I have a computer in a different room from my monitors and got tired of having to walk into the other room every morning to turn on my PC since Wake on LAN is a lie apparently.
I found a neat solution from someone who had the same thought using an ESP8266 along with a couple of opto-couplers and resistors. The resistors pull the signal low by default, and two pins are used from the ESP8266 to trigger a power or reset. All is fine.
The issue is that it is also set up to detect power from the power LED on the front panel. There's no optocoupler on this one, just 5v going straight into my ESP8266, not the best choice, but the really weird thing is that the Power LED is ALWAYS on like this.
As soon as I connect my ground bam! the Power LED lights up. The design of the circuit is pretty straight forward. The ESP8266 sits between the frontpanel and the motherboard. When the computer is turned on, it should send 5V on the LED+ from the mainboard which the esp8266 detects, but instead I'm getting constant power.
Any ideas what could be causing this? Here's the pcb layout.
Given the ESP8266 is a 3V device and appears to not be 5V compatible, this would be my starting point. Have you measured the voltage on the LED when it is off and when it is on. The voltage between each LED pin and the ground plane are the important measurements. The voltage drop of the LED is less important.

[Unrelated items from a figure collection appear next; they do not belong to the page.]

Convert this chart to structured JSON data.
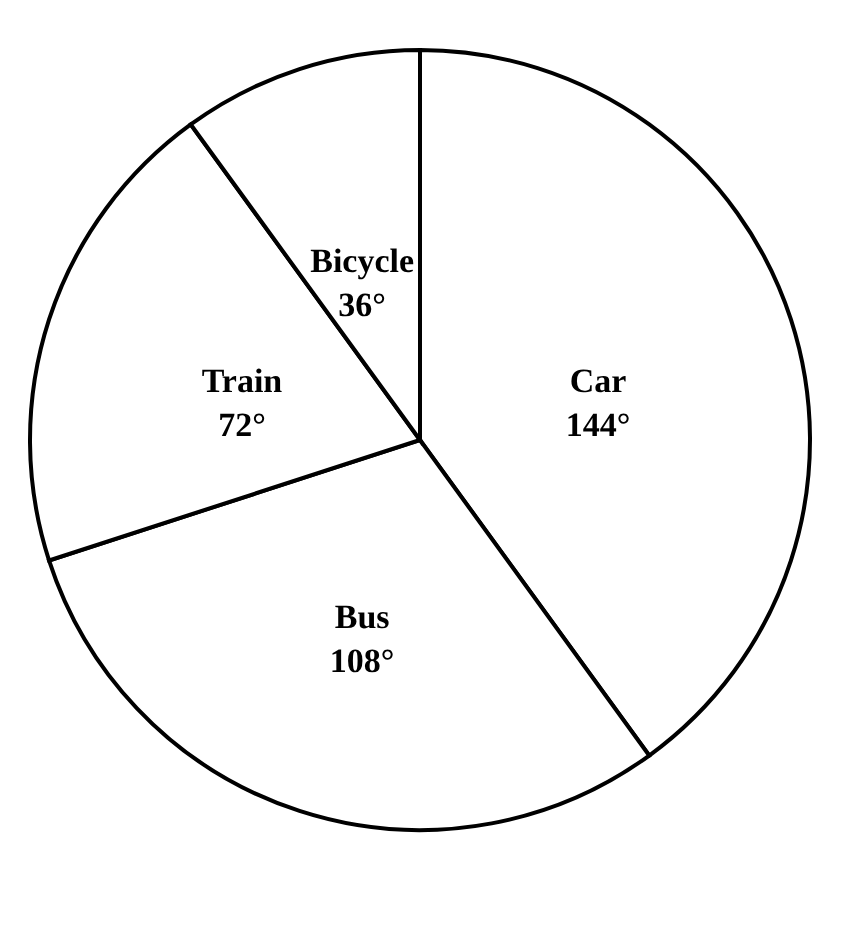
{
  "chart_data": {
    "type": "pie",
    "categories": [
      "Car",
      "Bus",
      "Train",
      "Bicycle"
    ],
    "values": [
      144,
      108,
      72,
      36
    ],
    "colors": [
      "#ffffff",
      "#ffffff",
      "#ffffff",
      "#ffffff"
    ],
    "value_labels": [
      "144°",
      "108°",
      "72°",
      "36°"
    ],
    "legend": false
  }
}
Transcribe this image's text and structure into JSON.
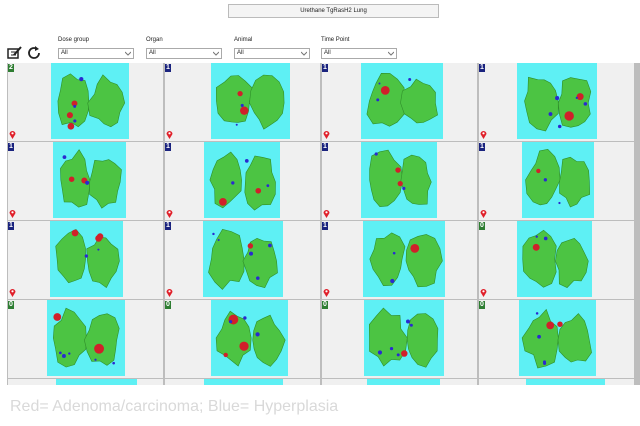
{
  "header": {
    "title": "Urethane TgRasH2 Lung"
  },
  "filters": [
    {
      "label": "Dose group",
      "value": "All"
    },
    {
      "label": "Organ",
      "value": "All"
    },
    {
      "label": "Animal",
      "value": "All"
    },
    {
      "label": "Time Point",
      "value": "All"
    }
  ],
  "tiles": [
    {
      "badge": "2",
      "color": "#2e7d32"
    },
    {
      "badge": "1",
      "color": "#1a237e"
    },
    {
      "badge": "1",
      "color": "#1a237e"
    },
    {
      "badge": "1",
      "color": "#1a237e"
    },
    {
      "badge": "1",
      "color": "#1a237e"
    },
    {
      "badge": "1",
      "color": "#1a237e"
    },
    {
      "badge": "1",
      "color": "#1a237e"
    },
    {
      "badge": "1",
      "color": "#1a237e"
    },
    {
      "badge": "1",
      "color": "#1a237e"
    },
    {
      "badge": "1",
      "color": "#1a237e"
    },
    {
      "badge": "1",
      "color": "#1a237e"
    },
    {
      "badge": "0",
      "color": "#2e7d32"
    },
    {
      "badge": "0",
      "color": "#2e7d32"
    },
    {
      "badge": "0",
      "color": "#2e7d32"
    },
    {
      "badge": "0",
      "color": "#2e7d32"
    },
    {
      "badge": "0",
      "color": "#2e7d32"
    }
  ],
  "caption": "Red= Adenoma/carcinoma; Blue= Hyperplasia"
}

For control of external devices like an LED, the supply voltage (+) is frequently uncontrolled constant and the sink (-) pin is controlled via a MOSFET. So, the ESP8266 input pin would need to be connected to the other LED pin.
Including some resistors between the LED and the ESP pin would be appropriate to protect both devices. If the LED has 5 Volts, then a resistor voltage divider will be required for the safety of the ESP device. A current limiting resistor between the LED pin and ESP pin is worth considering as well.
Always post the schematic first, not a PCB or breadboard layout. If no error can be found in the schematic, then you can post the PCB or breadboard layout for the forum to check.
If you don't have a schematic, and you created the PCB layout without one...
then you probably didn't build a prototype or test it either. If you try to run before you can walk, you fall to flat on your face.
ohhh, okay yeah, that would make a lot of sense for why it's behaving the way it is. As soon as I connect my ground I'm giving it a path for the led to turn on. This would also explain why when I connected it to an external 5v wall wart the LED becomes very dim, but still on. It no longer has a common ground and it's in a floating state.
I'll connect up my multi-meter and give it a quick test here, but just quickly spitballing a possible solution if I cut the connection between the LED ground and the ESP ground on the board and then use a pin with an internal pullup, I could connect that pin to the LED ground and sense when the input goes low.
Then I would just need to make sure that the ESP is externally connected to the pc's ground to make sure it has a common ground reference, something I'm already doing since I connect it's 5v and ground to an empty USB 2_0 header.
Though I think I'd be better off long term using another optocoupler in line with the LED's power instead of using this branching power detection line that is currently employed.
Ok, thanks for that. I can't see a problem with the schematic, other than the one that has already been mentioned: that a 5V signal is connected directly to a 3.3V input pin.
If I remember, the wires from the front panel in the cases I have used are marked PWR+ and PWR-. Not PWR and GND. So the motherboard is free to switch the led on high side or low side.
Perhaps if the power led is switched on the high side, then when the power led is off, the ESP input is floating. Try connecting an external pull-down to the pin, e.g. 10K.
Perhaps if the power led is switched on the low side, the power led + is connected to a permanent 5V supply and it is the power led - that switches the led on and off. Try connecting that to the Arduino pin, and use the internal pull-up on the ESP pin.
I guess the way that the power led is switched on/off can vary between different motherboards. Another opto-isolator would allow it to work for almost any motherboard.
yeah the guy who made this talked about vaguely hearing that power detection straight off the power led was a bad idea, but couldn't remember why and just made it like this anyways. But that's fine, I didn't like it going straight into my input pin anyways and this design was a good proof of concept to see if it would work in general before I refined it a bit.